Strong arguments against the ability of any branch of the federal government to control state actions had been made by representatives of the states. Consequently, the Justices realized that they would need something more concrete than the natural law as the basis for their decisions if they voided state legislative or executive actions. The original Constitution, however, offered little basis for assuming control of state activities through a natural law formula.
The Bill of Rights might have provided a number of specific provisions for controlling the activities of state governments. The history of the Bill of Rights, however, clearly showed that the authors of the Amendments intended that they only apply to the federal government. 
Anti-federalists had objected to the new Constitution because the document contained no specific guarantees that the new national government would not infringe on certain individual rights. The Federalists, on the other hand, had argued that no such enumeration was necessary because no power delegated to the natural government in the body of the Constitution would enable it to legitimately eliminate individual liberties. Indeed, the Federalists argued that listing protected rights would be dangerous because a government may interpret the enumeration of specific protected rights as an implied exclusion of those rights not so listed because of drafting or timing limitations.

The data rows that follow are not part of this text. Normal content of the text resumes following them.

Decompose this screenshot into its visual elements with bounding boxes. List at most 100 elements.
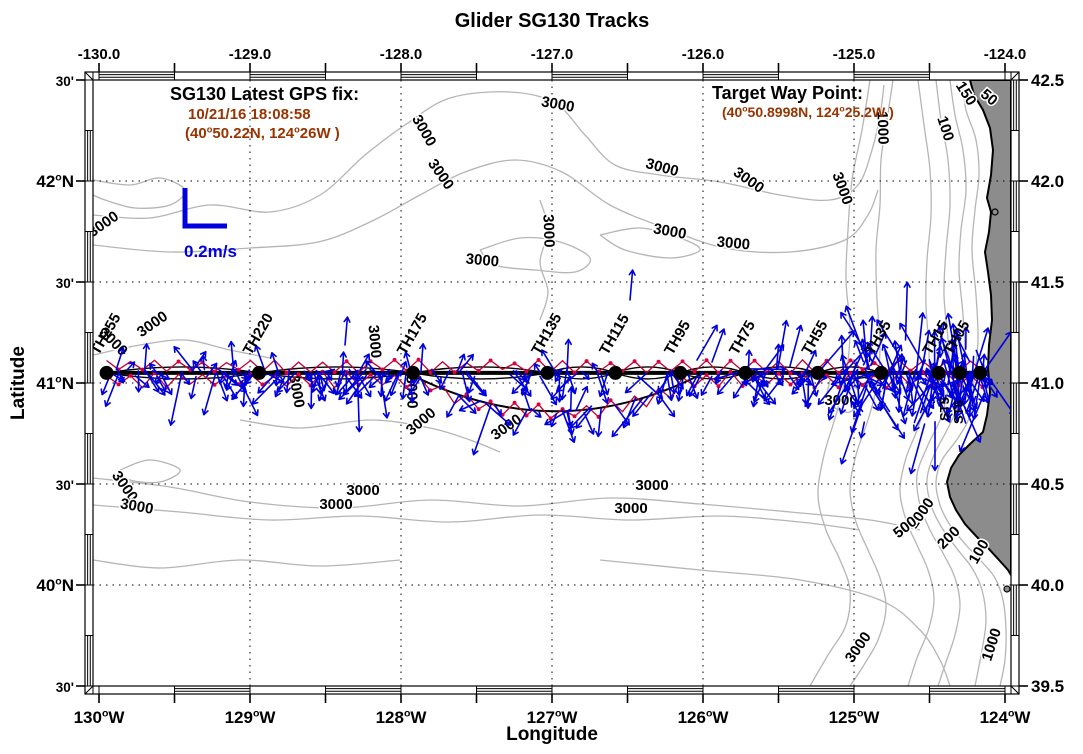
contour-depth-label: 3000 xyxy=(730,164,767,197)
contour-depth-label: 3000 xyxy=(134,308,171,341)
fancy-border xyxy=(84,71,1020,695)
y-tick-label-right: 42.5 xyxy=(1031,71,1064,90)
y-tick-label-right: 41.0 xyxy=(1031,374,1064,393)
waypoint-dot xyxy=(673,365,688,380)
x-tick-label-top: -125.0 xyxy=(833,46,876,63)
waypoint-label: TH55 xyxy=(799,318,832,358)
coastline xyxy=(945,80,1011,577)
contour-depth-label: 3000 xyxy=(365,324,385,359)
gps-fix-timestamp: 10/21/16 18:08:58 xyxy=(188,106,311,123)
y-tick-label-left: 42oN xyxy=(36,172,74,191)
station-label: ST5 xyxy=(937,397,952,421)
waypoint-dot xyxy=(99,365,114,380)
contour-depth-label: 3000 xyxy=(319,496,352,513)
contour-depth-label: 100 xyxy=(933,114,957,143)
land-mass xyxy=(945,80,1011,593)
contour-depth-label: 3000 xyxy=(644,155,681,180)
x-tick-label-bottom: 129oW xyxy=(225,708,277,727)
contour-depth-label: 3000 xyxy=(540,93,576,116)
contour-depth-label: 3000 xyxy=(488,411,525,444)
waypoint-dot xyxy=(973,365,987,380)
waypoint-dot xyxy=(608,365,623,380)
y-tick-label-right: 40.5 xyxy=(1031,475,1064,494)
waypoint-label: TH220 xyxy=(240,310,277,357)
gps-fix-header: SG130 Latest GPS fix: xyxy=(170,84,359,104)
waypoint-label: TH75 xyxy=(726,318,759,358)
y-tick-label-left: 40oN xyxy=(36,576,74,595)
y-tick-label-left: 41oN xyxy=(36,374,74,393)
contour-depth-label: 3000 xyxy=(403,404,439,438)
axis-ticks xyxy=(76,63,1028,703)
contour-depth-label: 200 xyxy=(934,523,964,553)
islet xyxy=(991,208,999,216)
contour-depth-label: 1000 xyxy=(978,626,1004,663)
x-tick-label-bottom: 127oW xyxy=(527,708,579,727)
waypoint-dot xyxy=(738,365,753,380)
waypoint-markers xyxy=(99,365,987,380)
x-tick-label-bottom: 126oW xyxy=(678,708,730,727)
waypoint-dot xyxy=(540,365,555,380)
x-tick-label-top: -128.0 xyxy=(380,46,423,63)
contour-depth-label: 3000 xyxy=(652,220,688,243)
annotation-overlay: SG130 Latest GPS fix: 10/21/16 18:08:58 … xyxy=(170,83,894,261)
y-tick-label-left: 30' xyxy=(56,680,74,695)
contour-depth-label: 3000 xyxy=(424,156,457,193)
bathymetry-contours xyxy=(93,80,1007,686)
x-tick-label-bottom: 128oW xyxy=(376,708,428,727)
contour-depth-label: 3000 xyxy=(635,477,668,494)
x-tick-label-top: -127.0 xyxy=(531,46,574,63)
contour-depth-label: 3000 xyxy=(614,500,647,517)
station-labels: ST5 ST5 xyxy=(937,397,966,424)
x-axis-title: Longitude xyxy=(506,724,598,745)
waypoint-dot xyxy=(931,365,946,380)
waypoint-dot xyxy=(952,365,967,380)
waypoint-label: TH135 xyxy=(528,310,565,357)
target-waypoint-header: Target Way Point: xyxy=(712,83,863,103)
x-tick-label-bottom: 130oW xyxy=(74,708,126,727)
y-tick-label-right: 42.0 xyxy=(1031,172,1064,191)
waypoint-label: TH175 xyxy=(394,310,431,357)
contour-depth-label: 3000 xyxy=(346,482,379,499)
y-tick-label-left: 30' xyxy=(56,276,74,291)
current-vectors xyxy=(100,269,1011,475)
velocity-scale-label: 0.2m/s xyxy=(184,242,237,261)
waypoint-dot xyxy=(874,365,889,380)
x-tick-label-top: -130.0 xyxy=(78,46,121,63)
velocity-scale-arrow xyxy=(182,188,227,229)
y-tick-label-left: 30' xyxy=(56,478,74,493)
page-title: Glider SG130 Tracks xyxy=(455,10,650,32)
waypoint-dot xyxy=(810,365,825,380)
y-axis-title: Latitude xyxy=(8,346,29,420)
y-tick-label-right: 41.5 xyxy=(1031,273,1064,292)
waypoint-label: TH35 xyxy=(862,318,895,358)
x-tick-label-top: -126.0 xyxy=(682,46,725,63)
waypoint-dot xyxy=(406,365,421,380)
contour-depth-label: 3000 xyxy=(716,234,751,254)
contour-depth-label: 3000 xyxy=(465,251,500,271)
contour-depth-label: 3000 xyxy=(539,214,557,248)
waypoint-label: TH95 xyxy=(661,318,694,358)
waypoint-label: TH115 xyxy=(596,311,633,358)
waypoint-dot xyxy=(252,365,267,380)
y-tick-label-left: 30' xyxy=(56,74,74,89)
y-tick-label-right: 39.5 xyxy=(1031,677,1064,696)
x-tick-label-bottom: 124oW xyxy=(980,708,1032,727)
contour-depth-label: 3000 xyxy=(119,495,155,518)
contour-depth-label: 3000 xyxy=(408,112,439,149)
y-tick-label-right: 40.0 xyxy=(1031,576,1064,595)
x-tick-label-top: -129.0 xyxy=(229,46,272,63)
target-waypoint-coords: (40o50.8998N, 124o25.2W ) xyxy=(722,104,894,120)
axis-tick-labels: -130.0 -129.0 -128.0 -127.0 -126.0 -125.0 -124… xyxy=(36,46,1064,727)
station-label: ST5 xyxy=(951,400,966,424)
contour-depth-label: 3000 xyxy=(829,170,856,207)
gps-fix-coords: (40o50.22N, 124o26W ) xyxy=(185,124,340,142)
x-tick-label-bottom: 125oW xyxy=(829,708,881,727)
figure-titles: Glider SG130 Tracks Longitude Latitude xyxy=(8,10,649,745)
x-tick-label-top: -124.0 xyxy=(984,46,1027,63)
contour-depth-label: 3000 xyxy=(824,392,857,409)
contour-depth-label: 3000 xyxy=(842,629,875,666)
map-frame: -130.0 -129.0 -128.0 -127.0 -126.0 -125.0 -124… xyxy=(36,46,1064,727)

The Anti-federalists, however, sought and gained assurances that the federal government, by amendment to the Constitution, would guarantee certain individual liberties. This bargain resulted in the first Congress drafting the Bill of Rights. The ratification process for the ten amendments went swiftly and they were ratified in 1791. The history of the Bill of Rights revealed the difficulty the Supreme Court would have had in suggesting that the Amendments were intended as a check on the powers of state governments. Indeed, the Court soon acknowledged that the Bill of Rights only limited the acts of the federal government.